Sono più interessato alla costruzione di un’ immagine che alla sua immediatezza e anche quando fermo lo sguardo su qualcosa di naturale, come un bosco, bene o male finisco per teatralizzarlo, al fine di aumentarne le potenzialità simboliche. Per questo ho usato in prevalenza l’analogico ed ho comprato soltanto da pochi anni una macchina digitale, che ormai uso con frequenza. Negli ultimi anni stiamo assistendo ad una drastica diminuzione industriale di tutti i prodotti -dalla pellicola alla carta, alla carta stampa esclusivamente in bianco e nero- legati alla fotografia ed in particolare a quella analogica. 

Cosa consigli ad un giovane, che vuole essere un fotografo diverso e di qualità, in questa crisi economica e di contenuti? 
Di non avere fretta.
Di cercare prima in sé stesso/a quello che andrà poi a fotografare al di fuori di sé. 
In altre parole: gli consiglierei di non prendere scorciatoie, consapevole che, ad un certo punto della vita, siamo stati tutti spinti a cercarle. Quando comprendi di essere in una scorciatoia, estetica o morale, devi avere la forza e la pazienza di tornare indietro e riprendere la tua strada.
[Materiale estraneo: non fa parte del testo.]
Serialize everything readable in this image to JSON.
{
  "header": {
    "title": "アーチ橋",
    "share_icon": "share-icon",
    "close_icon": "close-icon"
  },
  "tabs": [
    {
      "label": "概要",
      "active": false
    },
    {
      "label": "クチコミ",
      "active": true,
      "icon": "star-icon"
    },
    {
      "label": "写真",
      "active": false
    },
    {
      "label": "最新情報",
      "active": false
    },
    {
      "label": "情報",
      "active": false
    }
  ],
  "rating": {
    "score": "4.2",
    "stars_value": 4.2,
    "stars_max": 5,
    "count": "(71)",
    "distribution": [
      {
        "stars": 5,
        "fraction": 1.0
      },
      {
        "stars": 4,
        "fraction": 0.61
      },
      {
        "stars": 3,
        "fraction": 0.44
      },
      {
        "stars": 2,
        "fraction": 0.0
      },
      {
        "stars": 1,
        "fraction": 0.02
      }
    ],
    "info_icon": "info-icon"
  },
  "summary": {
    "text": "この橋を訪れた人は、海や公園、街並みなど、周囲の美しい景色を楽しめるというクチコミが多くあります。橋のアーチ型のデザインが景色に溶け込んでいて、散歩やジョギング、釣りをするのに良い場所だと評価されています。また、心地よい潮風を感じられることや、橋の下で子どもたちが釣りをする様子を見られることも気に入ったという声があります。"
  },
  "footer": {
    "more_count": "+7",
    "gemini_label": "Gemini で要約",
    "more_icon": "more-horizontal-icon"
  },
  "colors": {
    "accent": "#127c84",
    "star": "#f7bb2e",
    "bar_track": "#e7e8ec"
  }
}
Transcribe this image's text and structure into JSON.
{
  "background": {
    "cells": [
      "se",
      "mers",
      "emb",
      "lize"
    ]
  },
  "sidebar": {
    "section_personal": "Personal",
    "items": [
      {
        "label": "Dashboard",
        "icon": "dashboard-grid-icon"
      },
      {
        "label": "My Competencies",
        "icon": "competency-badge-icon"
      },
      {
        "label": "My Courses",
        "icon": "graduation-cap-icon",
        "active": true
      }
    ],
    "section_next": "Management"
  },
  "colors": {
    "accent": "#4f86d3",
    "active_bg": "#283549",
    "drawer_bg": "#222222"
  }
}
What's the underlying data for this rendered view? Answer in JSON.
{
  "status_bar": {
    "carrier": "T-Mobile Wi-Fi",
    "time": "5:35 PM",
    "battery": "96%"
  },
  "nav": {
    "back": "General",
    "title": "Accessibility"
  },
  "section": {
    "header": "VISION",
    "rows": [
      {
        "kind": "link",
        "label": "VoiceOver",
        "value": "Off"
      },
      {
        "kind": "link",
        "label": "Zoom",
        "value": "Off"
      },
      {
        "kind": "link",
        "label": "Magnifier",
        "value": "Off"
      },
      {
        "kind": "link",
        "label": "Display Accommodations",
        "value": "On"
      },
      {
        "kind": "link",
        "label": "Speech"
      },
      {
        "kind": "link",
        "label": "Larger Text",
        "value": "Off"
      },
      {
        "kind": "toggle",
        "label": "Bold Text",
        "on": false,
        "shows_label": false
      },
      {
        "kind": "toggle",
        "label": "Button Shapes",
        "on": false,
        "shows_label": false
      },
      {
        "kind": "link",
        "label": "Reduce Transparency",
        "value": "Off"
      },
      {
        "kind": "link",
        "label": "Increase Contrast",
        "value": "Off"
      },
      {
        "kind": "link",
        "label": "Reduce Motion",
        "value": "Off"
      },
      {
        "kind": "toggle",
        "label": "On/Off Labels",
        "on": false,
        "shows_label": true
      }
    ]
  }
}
Ma per farlo devi conoscerla, devi averla individuata e strutturata interiormente. 
Sul piano pratico, gli consiglierei magari di fare due lavori, affinché la parte creativa non sia posta sotto pressione dalle necessità materiali che, spesso, hanno fretta e che sono tutte esterne: come la bolletta della luce.

Progetti ed esposizioni future? 
Save the date! Il prossimo 5 febbraio a Roma, alla Galleria Monty&CO, in via della Madonna dei Monti 69, farò una doppia personale con Andrea Ruggeri per la cura di Serafino Amato. Esporrò un’ edizione aggiornata della serie “Cara Mamma stiamo tutti bene, Caro Babbo siamo tutti morti”
Nell’arco del 2015 in una data ancora da definire, tornerò a distanza di 4 anni nella galleria Spaziofarini6 di Milano dove, con Giovanna Lalatta, pensiamo di esporre l’ultima serie di lavori, “Eroi”: immagini fotografiche in bianco/nero di monumenti marmorei ritratti in diverse città e trattati in superficie con polvere di marmo.